Waste Management Needs Creative Thinking



How we approach waste management is a large contributing factor the healthfulness of our ecosystems biodiversity.  Our Ecosystem’s biodiversity is largely made up of a few components; the ability for life to find a livable environment free from harmful waste, the degradation of waste products, and the environmental impact of their byproducts leeching into soil and air.

Historically, life has organized itself around where people live and where they put their waste. Whether human waste, or the waste of the products they use, life arranged itself around what we used today opposed to what we used yesterday. Widespread knowledge now points to this through the common awareness of floating islands of trash in the Pacific or the growing amount of mega landfills across the United States. While we have laws in place to protect how close we build landfills to our cities the problem in how to manage these sites remains the same.  

Plastic, metals, and other materials, that do not breakdown – or will not breakdown in our lifetimes – circulate in one our world’s most precious commodities; our oceans. Slow degradation of waste products, or the inability to breakdown at all, is also becoming widespread knowledge.
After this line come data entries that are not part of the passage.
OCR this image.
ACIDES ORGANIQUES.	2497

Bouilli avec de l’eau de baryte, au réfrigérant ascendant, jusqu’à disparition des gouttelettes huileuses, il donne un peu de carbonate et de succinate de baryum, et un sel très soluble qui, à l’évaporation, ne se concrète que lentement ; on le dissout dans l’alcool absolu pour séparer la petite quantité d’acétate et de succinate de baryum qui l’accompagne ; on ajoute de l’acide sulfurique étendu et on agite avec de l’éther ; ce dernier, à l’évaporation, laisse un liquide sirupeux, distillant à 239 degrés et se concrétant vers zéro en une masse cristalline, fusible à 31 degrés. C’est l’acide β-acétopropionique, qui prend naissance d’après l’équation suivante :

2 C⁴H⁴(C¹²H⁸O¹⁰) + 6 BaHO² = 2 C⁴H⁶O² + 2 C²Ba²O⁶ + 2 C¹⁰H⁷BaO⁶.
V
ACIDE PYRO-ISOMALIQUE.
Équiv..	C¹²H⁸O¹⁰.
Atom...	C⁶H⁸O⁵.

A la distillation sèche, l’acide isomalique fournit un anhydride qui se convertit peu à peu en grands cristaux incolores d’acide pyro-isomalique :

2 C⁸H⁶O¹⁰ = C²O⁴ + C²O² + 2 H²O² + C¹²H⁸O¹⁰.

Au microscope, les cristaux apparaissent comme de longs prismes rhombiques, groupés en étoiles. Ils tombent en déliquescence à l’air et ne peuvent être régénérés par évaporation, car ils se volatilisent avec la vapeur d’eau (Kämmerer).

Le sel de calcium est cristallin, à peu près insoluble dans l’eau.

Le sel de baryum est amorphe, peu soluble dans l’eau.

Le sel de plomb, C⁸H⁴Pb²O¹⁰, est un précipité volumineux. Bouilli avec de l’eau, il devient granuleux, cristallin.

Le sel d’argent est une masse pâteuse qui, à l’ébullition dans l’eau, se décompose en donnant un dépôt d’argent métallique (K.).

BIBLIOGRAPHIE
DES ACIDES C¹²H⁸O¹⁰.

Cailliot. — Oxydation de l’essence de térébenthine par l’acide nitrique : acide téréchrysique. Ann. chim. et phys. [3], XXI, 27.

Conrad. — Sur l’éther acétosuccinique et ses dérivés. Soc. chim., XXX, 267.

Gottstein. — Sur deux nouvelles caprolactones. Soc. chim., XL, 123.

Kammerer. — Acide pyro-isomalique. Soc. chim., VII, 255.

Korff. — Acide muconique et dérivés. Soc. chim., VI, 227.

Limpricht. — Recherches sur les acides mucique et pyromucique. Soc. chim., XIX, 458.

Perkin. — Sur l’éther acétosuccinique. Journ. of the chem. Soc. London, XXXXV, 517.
We are bombarded with images of seagulls with soda can plastics around their necks, or the unlikely presence of a plastic bag in the most obscure of places. Yet, this common knowledge leaves little room for improvement. Consumers are only interested in the quality of the product they’re purchasing and less concerned with the packaging materials let alone where that product will end up once it becomes refuse.

Both organic and inorganic compounds that breakdown have the potential to leech chemicals into the soil or byproducts into the air. Methane is the most widely known and researched gas related to land fills. Neighboring human establishments, as well as the plant and animal life that surround landfill sites are directly affected by oversaturation.

Whether in land fills or waste disposal sites, how we think and manage our waste products impacts our ecosystems either through how they impede natural wildlife, fail to degrade, or by the waste of their degradation. Combating waste has just as much to do with our personal choices in our lives as well as the products or policies we support. Washington State has recently started to use a waste-to-energy program designed to combat the growing amounts of waste in their landfills as well as put methane byproducts to use. The savvy design uses technology to capture the methane gas and transfer it to energy collection sites like Puget Sound Power & Electric, one of Washington’s largest power companies.

This shows us just what thinking outside of the box is all about. Waste reduction is imperative to our overall environment and a major contributing factor to protecting biodiversity. Using the garbage that is present to then power the very places we live, work, and play in is nothing short of genius. In a culture where reduction is often overlooked or regarded as insignificant there will continue to be a struggle in its promotion. Every more a reason to increase awareness of the options available, look at what others are doing, and encourage creativity and futuristic thinking.